5. Consider Everything an Opportunity
The final and possibly best tip for anyone looking to get into content repurposing is always keeping an open mind. Try to always take the approach in anything you do to wonder how you can use anything that falls into your lap somewhere else.
The content you repurpose doesn’t necessarily have to extend only to things you’ve created specifically with marketing in mind. For example, corporate blog posts are written to be read, and there’s usually a call to action involved that seeks to turn a reader into a paying customer.
However, you have content everywhere you look.

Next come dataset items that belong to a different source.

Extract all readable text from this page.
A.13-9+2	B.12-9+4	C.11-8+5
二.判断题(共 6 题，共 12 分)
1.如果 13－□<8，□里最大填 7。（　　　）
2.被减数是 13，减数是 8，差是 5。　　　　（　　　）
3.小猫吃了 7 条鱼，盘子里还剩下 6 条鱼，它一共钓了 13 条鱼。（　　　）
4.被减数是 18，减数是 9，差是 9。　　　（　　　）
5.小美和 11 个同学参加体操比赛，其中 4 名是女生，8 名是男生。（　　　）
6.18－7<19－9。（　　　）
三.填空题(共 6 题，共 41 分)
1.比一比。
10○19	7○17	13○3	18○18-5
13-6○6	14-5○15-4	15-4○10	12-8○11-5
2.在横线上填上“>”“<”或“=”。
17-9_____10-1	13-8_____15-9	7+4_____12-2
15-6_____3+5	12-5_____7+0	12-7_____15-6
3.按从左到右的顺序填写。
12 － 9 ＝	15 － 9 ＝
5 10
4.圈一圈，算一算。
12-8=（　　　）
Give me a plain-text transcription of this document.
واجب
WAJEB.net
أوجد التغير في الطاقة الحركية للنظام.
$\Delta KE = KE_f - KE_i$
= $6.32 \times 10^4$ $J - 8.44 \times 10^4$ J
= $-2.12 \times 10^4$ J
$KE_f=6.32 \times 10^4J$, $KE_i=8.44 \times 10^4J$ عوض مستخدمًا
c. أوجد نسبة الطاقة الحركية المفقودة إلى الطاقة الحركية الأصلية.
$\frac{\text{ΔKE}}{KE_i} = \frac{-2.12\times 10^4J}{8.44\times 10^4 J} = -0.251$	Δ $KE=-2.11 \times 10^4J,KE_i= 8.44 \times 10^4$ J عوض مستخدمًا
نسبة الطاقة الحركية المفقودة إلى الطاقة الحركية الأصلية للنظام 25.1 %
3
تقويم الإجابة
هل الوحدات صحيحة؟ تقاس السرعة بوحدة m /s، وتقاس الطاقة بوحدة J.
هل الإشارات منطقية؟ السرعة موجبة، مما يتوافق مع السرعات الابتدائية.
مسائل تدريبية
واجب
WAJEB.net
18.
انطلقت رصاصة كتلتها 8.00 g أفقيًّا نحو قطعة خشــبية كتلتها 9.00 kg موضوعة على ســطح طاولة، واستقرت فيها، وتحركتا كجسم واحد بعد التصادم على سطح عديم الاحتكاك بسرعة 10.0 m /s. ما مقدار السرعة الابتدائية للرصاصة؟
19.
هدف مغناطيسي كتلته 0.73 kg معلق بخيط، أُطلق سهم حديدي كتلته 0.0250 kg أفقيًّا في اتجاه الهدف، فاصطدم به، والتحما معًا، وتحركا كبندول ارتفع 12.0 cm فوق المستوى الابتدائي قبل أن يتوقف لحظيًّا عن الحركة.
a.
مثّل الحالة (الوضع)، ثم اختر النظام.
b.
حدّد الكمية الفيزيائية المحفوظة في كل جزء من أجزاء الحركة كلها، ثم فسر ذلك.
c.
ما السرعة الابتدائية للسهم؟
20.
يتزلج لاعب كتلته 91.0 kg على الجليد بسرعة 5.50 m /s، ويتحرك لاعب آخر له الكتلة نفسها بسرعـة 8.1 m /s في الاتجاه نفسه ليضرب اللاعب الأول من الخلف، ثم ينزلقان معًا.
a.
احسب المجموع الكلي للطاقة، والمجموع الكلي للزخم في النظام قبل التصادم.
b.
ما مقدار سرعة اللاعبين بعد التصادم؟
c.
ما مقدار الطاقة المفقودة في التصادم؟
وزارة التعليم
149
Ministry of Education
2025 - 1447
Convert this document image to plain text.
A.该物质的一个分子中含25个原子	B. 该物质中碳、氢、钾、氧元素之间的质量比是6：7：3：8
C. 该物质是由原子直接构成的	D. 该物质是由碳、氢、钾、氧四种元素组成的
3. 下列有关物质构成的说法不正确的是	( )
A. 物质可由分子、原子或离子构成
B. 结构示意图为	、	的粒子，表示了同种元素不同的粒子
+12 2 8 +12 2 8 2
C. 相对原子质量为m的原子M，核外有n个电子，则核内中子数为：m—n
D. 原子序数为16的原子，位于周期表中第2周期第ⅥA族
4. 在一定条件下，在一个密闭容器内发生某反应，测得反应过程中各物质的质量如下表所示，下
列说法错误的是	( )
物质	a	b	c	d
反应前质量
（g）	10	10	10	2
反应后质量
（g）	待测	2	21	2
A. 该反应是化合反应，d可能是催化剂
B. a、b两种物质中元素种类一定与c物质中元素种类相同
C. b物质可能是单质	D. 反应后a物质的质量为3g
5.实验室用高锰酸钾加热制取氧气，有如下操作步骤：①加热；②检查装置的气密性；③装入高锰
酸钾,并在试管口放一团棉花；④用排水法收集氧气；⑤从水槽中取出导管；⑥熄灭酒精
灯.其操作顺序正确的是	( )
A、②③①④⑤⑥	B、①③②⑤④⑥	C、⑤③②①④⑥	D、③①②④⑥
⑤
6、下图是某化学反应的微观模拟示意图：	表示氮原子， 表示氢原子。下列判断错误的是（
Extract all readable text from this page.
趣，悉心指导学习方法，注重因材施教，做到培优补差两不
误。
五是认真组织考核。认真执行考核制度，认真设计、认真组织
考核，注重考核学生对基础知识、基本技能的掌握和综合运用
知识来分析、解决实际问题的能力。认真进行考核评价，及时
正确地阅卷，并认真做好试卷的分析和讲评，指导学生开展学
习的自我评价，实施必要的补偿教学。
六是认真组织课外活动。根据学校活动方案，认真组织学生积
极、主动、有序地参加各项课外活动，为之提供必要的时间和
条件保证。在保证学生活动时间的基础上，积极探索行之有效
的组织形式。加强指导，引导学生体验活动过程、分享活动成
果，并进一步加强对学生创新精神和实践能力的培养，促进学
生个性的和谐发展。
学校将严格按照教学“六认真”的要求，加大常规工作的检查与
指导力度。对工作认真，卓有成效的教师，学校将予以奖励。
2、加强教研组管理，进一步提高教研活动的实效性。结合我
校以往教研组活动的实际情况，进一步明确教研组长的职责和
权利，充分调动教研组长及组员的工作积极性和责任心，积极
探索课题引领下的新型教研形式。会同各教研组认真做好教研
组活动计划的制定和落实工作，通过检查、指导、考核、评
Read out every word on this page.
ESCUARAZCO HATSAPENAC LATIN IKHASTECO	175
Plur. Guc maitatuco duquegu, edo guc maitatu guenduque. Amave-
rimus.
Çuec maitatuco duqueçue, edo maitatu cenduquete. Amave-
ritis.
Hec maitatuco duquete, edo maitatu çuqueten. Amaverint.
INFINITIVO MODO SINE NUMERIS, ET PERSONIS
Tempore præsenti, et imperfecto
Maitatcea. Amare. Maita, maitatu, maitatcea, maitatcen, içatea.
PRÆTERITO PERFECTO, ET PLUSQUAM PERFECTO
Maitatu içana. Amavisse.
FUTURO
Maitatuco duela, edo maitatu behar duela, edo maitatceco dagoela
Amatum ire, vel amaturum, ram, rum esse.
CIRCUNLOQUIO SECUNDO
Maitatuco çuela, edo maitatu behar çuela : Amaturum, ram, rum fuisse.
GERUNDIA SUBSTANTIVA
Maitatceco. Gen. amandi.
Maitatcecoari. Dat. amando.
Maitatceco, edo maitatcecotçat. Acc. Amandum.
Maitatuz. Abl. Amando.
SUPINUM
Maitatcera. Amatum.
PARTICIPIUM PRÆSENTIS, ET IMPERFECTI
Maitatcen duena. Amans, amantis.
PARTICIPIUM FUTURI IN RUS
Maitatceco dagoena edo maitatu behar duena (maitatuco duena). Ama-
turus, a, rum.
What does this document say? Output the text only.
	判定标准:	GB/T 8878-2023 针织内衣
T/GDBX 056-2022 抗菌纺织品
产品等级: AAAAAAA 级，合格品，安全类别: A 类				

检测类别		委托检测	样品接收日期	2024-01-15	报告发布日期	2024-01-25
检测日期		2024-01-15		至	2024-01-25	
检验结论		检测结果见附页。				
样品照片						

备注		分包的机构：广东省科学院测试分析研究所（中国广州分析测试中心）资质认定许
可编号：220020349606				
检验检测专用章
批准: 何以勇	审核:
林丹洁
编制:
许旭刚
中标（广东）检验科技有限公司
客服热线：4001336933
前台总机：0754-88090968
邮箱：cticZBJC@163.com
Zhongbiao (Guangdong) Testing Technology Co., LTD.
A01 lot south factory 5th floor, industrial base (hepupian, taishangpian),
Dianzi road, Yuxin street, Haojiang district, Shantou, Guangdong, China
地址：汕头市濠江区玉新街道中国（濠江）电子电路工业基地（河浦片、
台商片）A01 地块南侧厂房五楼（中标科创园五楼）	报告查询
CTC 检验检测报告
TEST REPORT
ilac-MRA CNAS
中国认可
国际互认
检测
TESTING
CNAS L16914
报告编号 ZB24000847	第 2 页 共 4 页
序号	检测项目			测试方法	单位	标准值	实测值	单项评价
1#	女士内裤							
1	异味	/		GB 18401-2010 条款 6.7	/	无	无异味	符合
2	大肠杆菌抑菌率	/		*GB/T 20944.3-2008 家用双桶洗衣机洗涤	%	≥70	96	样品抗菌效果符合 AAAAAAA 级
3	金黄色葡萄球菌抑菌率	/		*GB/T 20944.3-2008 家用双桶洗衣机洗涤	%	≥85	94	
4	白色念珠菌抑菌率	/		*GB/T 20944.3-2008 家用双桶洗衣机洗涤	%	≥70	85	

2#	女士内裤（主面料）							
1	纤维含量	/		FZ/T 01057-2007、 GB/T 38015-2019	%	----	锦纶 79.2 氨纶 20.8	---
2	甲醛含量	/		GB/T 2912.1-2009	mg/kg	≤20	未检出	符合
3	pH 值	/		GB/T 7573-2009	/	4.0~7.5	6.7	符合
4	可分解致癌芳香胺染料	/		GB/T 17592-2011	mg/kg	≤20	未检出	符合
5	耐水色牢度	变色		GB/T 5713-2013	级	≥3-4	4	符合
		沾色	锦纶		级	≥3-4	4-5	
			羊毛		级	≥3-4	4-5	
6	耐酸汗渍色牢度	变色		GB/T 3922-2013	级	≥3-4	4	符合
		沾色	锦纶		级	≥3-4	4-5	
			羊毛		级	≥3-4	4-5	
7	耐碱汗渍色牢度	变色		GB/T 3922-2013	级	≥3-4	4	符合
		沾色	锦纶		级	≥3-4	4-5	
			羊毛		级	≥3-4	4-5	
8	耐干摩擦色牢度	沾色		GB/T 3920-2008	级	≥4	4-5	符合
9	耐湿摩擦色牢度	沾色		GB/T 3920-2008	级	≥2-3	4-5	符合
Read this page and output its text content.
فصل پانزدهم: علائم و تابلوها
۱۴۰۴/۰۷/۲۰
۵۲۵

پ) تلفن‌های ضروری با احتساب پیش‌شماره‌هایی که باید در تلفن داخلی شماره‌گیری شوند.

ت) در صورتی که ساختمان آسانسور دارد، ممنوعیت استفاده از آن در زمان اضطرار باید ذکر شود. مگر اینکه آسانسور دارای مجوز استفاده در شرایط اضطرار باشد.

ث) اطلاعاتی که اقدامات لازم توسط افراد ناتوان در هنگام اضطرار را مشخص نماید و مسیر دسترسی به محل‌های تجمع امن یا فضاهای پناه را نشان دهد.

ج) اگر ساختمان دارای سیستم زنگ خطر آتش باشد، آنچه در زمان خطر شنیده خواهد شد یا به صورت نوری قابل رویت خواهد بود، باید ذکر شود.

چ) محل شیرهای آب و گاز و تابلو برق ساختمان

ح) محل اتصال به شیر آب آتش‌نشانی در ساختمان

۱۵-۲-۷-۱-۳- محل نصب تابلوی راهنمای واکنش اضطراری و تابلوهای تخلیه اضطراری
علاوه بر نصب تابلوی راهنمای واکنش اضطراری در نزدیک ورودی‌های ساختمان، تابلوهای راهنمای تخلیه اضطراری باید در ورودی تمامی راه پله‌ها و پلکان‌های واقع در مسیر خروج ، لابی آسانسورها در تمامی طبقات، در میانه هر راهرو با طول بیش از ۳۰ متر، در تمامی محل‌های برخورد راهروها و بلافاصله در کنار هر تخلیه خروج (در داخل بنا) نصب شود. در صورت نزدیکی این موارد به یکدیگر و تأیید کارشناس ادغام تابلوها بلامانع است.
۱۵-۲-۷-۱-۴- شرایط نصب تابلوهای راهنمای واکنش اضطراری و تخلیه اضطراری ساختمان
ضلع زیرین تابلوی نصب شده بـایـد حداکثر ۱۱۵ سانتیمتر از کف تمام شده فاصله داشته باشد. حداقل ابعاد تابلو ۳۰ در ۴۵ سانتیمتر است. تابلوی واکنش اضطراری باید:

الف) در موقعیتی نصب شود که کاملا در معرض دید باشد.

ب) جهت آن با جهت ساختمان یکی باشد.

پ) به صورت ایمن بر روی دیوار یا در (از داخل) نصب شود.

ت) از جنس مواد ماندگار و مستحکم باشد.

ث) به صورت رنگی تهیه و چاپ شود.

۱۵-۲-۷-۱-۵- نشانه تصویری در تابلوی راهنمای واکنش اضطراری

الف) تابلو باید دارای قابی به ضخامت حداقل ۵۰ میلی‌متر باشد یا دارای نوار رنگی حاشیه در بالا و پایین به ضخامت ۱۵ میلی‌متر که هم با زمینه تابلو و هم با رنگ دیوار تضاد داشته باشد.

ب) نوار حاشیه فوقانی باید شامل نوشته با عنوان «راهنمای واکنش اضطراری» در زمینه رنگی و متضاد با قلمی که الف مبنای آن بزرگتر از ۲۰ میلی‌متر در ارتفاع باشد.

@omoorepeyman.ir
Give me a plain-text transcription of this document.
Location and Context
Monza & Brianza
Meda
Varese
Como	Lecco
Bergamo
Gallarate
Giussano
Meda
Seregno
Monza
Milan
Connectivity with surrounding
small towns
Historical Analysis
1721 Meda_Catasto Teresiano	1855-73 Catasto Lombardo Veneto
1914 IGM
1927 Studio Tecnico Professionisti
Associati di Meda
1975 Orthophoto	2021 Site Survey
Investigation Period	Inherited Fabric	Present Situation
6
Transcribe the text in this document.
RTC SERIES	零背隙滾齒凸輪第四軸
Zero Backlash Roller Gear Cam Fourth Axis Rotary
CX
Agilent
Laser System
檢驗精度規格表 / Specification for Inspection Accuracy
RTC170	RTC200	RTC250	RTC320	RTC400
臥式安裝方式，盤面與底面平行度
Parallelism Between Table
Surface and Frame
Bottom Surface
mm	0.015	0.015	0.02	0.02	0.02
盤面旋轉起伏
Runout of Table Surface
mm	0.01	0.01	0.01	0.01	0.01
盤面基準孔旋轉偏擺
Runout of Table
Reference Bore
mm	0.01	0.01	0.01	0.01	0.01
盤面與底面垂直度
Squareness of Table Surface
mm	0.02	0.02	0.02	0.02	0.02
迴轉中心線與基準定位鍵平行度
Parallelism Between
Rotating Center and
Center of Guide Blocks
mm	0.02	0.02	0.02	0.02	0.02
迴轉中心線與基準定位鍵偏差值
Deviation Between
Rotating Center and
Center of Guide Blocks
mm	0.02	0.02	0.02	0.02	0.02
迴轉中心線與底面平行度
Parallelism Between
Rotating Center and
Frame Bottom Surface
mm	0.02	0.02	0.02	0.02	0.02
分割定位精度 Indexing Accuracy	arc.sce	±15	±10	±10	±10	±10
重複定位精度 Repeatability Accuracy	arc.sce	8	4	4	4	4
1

One email thanking your customer service team and praising your products can, with the sender’s permission, become incredible social media validation for your brand. Even a complaint can be spun into a positive if you’re happy to take the necessary steps to remedy it.
Too many marketers get into the habit of sitting and thinking about what to do next. It’s often far easier to get on with something else and let great ideas come to you. Whenever you read, write or record something, think about where else it might boost your marketing efforts.
It can be challenging to keep up with the demands of a modern online business. If you run a blog and social media accounts and don’t keep them fresh, you might find people wondering if you’re even still in business. Adding new content can be difficult when you’re bereft of time, ideas, or both, but content repurposing is one of the cleverest ways to take what you’ve got and try something new, with improved results to match.